JDK-4957674 : (coll) Hash entries placed into wrong buckets during deserialization
  • Type: Bug
  • Component: core-libs
  • Sub-Component: java.util:collections
  • Affected Version: 1.4.2,5.0
  • Priority: P4
  • Status: Open
  • Resolution: Unresolved
  • OS: linux,solaris_8
  • CPU: generic,x86
  • Submitted: 2003-11-20
  • Updated: 2013-10-07
Related Reports
Relates :  
Relates :  
Description

Name: rmT116609			Date: 11/20/2003


FULL PRODUCT VERSION :
java version "1.4.2"
Java(TM) 2 Runtime Environment, Standard Edition (build 1.4.2-b28)
Java HotSpot(TM) Client VM (build 1.4.2-b28, mixed mode)


A DESCRIPTION OF THE PROBLEM :
When deserializing a HashMap, the readObject() method reads the key-value pairs and re-hashes the map by calling hashCode() on the keys.

But if the keys' implementation of hashCode() depends on some internal variable of the key, and if that variable has not yet been deserialized at that moment, then hashCode() will give the wrong result, sending the key into the wrong hash bucket.

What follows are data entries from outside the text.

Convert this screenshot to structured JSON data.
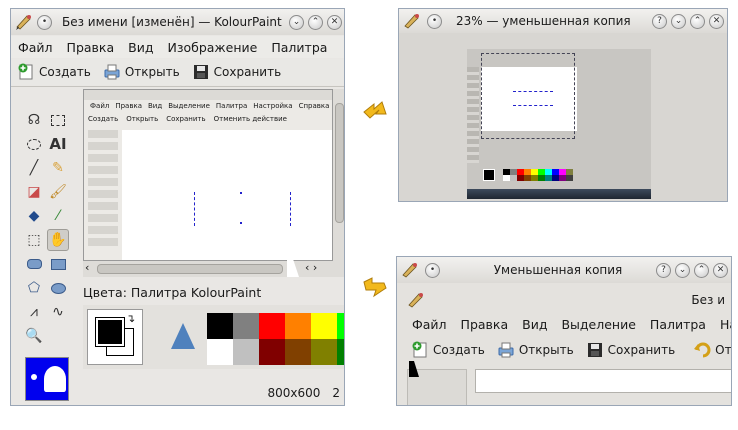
{
  "main_window": {
    "title": "Без имени [изменён] — KolourPaint",
    "menu": [
      "Файл",
      "Правка",
      "Вид",
      "Изображение",
      "Палитра"
    ],
    "toolbar": {
      "new": "Создать",
      "open": "Открыть",
      "save": "Сохранить"
    },
    "inner_menu": [
      "Файл",
      "Правка",
      "Вид",
      "Выделение",
      "Палитра",
      "Настройка",
      "Справка"
    ],
    "inner_toolbar": {
      "new": "Создать",
      "open": "Открыть",
      "save": "Сохранить",
      "undo": "Отменить действие"
    },
    "palette_label": "Цвета: Палитра KolourPaint",
    "status_size": "800x600",
    "status_extra": "2",
    "tool_text_label": "AI"
  },
  "top_right_window": {
    "title": "23% — уменьшенная копия"
  },
  "bottom_right_window": {
    "title": "Уменьшенная копия",
    "doc_title_partial": "Без и",
    "menu": [
      "Файл",
      "Правка",
      "Вид",
      "Выделение",
      "Палитра",
      "Наст"
    ],
    "toolbar": {
      "new": "Создать",
      "open": "Открыть",
      "save": "Сохранить",
      "undo_partial": "Отм"
    }
  },
  "palette_colors": {
    "top": [
      "#000000",
      "#808080",
      "#ff0000",
      "#ff8000",
      "#ffff00",
      "#00ff00"
    ],
    "bottom": [
      "#ffffff",
      "#c0c0c0",
      "#800000",
      "#804000",
      "#808000",
      "#008000"
    ]
  }
}
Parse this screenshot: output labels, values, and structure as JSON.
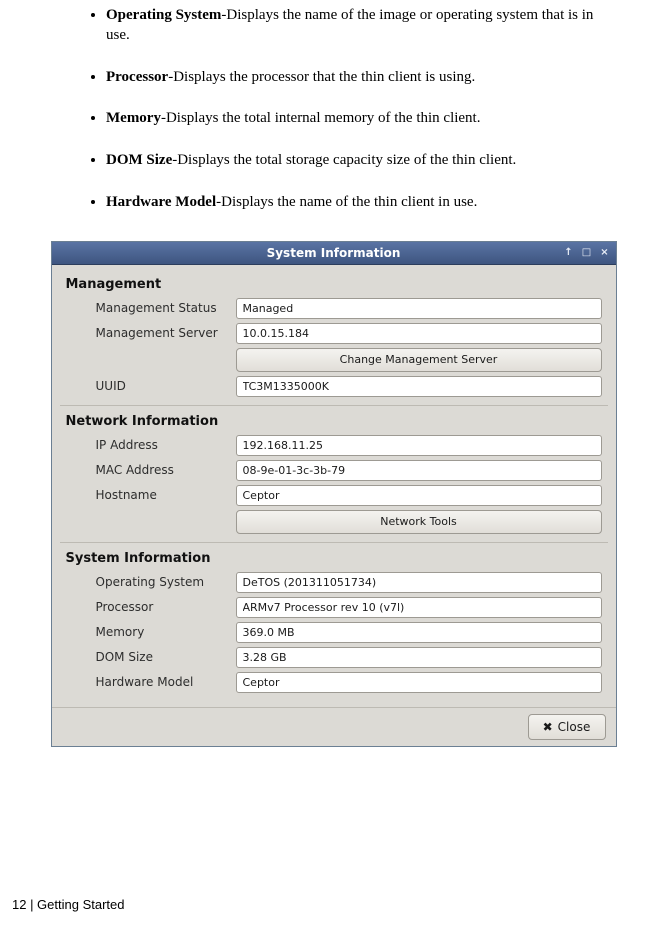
{
  "bullets": [
    {
      "term": "Operating System",
      "desc": "-Displays the name of the image or operating system that is in use."
    },
    {
      "term": "Processor",
      "desc": "-Displays the processor that the thin client is using."
    },
    {
      "term": "Memory",
      "desc": "-Displays the total internal memory of the thin client."
    },
    {
      "term": "DOM Size",
      "desc": "-Displays the total storage capacity size of the thin client."
    },
    {
      "term": "Hardware Model",
      "desc": "-Displays the name of the thin client in use."
    }
  ],
  "dialog": {
    "title": "System Information",
    "titlebar_icons": {
      "minimize": "↑",
      "maximize": "□",
      "close": "×"
    },
    "sections": {
      "management": {
        "header": "Management",
        "status_label": "Management Status",
        "status_value": "Managed",
        "server_label": "Management Server",
        "server_value": "10.0.15.184",
        "change_button": "Change Management Server",
        "uuid_label": "UUID",
        "uuid_value": "TC3M1335000K"
      },
      "network": {
        "header": "Network Information",
        "ip_label": "IP Address",
        "ip_value": "192.168.11.25",
        "mac_label": "MAC Address",
        "mac_value": "08-9e-01-3c-3b-79",
        "host_label": "Hostname",
        "host_value": "Ceptor",
        "tools_button": "Network Tools"
      },
      "system": {
        "header": "System Information",
        "os_label": "Operating System",
        "os_value": "DeTOS (201311051734)",
        "proc_label": "Processor",
        "proc_value": "ARMv7 Processor rev 10 (v7l)",
        "mem_label": "Memory",
        "mem_value": "369.0 MB",
        "dom_label": "DOM Size",
        "dom_value": "3.28 GB",
        "hw_label": "Hardware Model",
        "hw_value": "Ceptor"
      }
    },
    "close_button": "Close"
  },
  "footer": "12 | Getting Started"
}
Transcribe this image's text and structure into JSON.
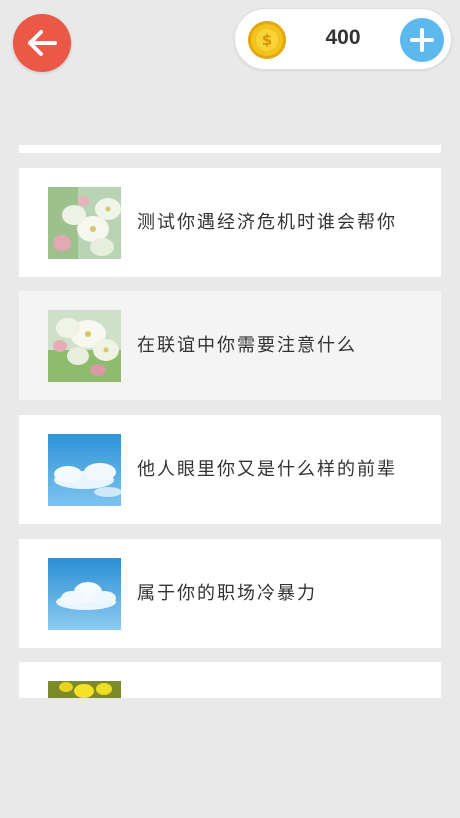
{
  "header": {
    "back_icon": "arrow-left-icon",
    "coin_icon": "dollar-coin-icon",
    "coin_symbol": "$",
    "coin_count": "400",
    "add_icon": "plus-icon",
    "colors": {
      "back_button": "#ec5848",
      "coin": "#f3c21c",
      "add_button": "#5db8ee",
      "background": "#e9e9e9"
    }
  },
  "list": {
    "items": [
      {
        "title": "测试你遇经济危机时谁会帮你",
        "image": "white-blossom-image"
      },
      {
        "title": "在联谊中你需要注意什么",
        "image": "white-blossom-image"
      },
      {
        "title": "他人眼里你又是什么样的前辈",
        "image": "blue-sky-clouds-image"
      },
      {
        "title": "属于你的职场冷暴力",
        "image": "blue-sky-clouds-image"
      },
      {
        "title": "",
        "image": "yellow-flower-image"
      }
    ]
  }
}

STEPS TO FOLLOW TO REPRODUCE THE PROBLEM :
The attached source code gives an example in which, after deserialization, a HashMap contains a single entry, with a non-null value.  The entry gets put into the wrong bucket.  The non-null value can be seen with hashMap.values() but hashMap.get(key) always returns null (hence the final assertion fails).

A workaround in this particular example is to move the variable x from class SuperY down to class ClassY.  In this case the assertion succeeds.   The difference is that, as shown, the superclass's variable (x) is always deserialized before the subclass's variable (id), but if x were declared in ClassY, the variable x would be deserialized *after* the id.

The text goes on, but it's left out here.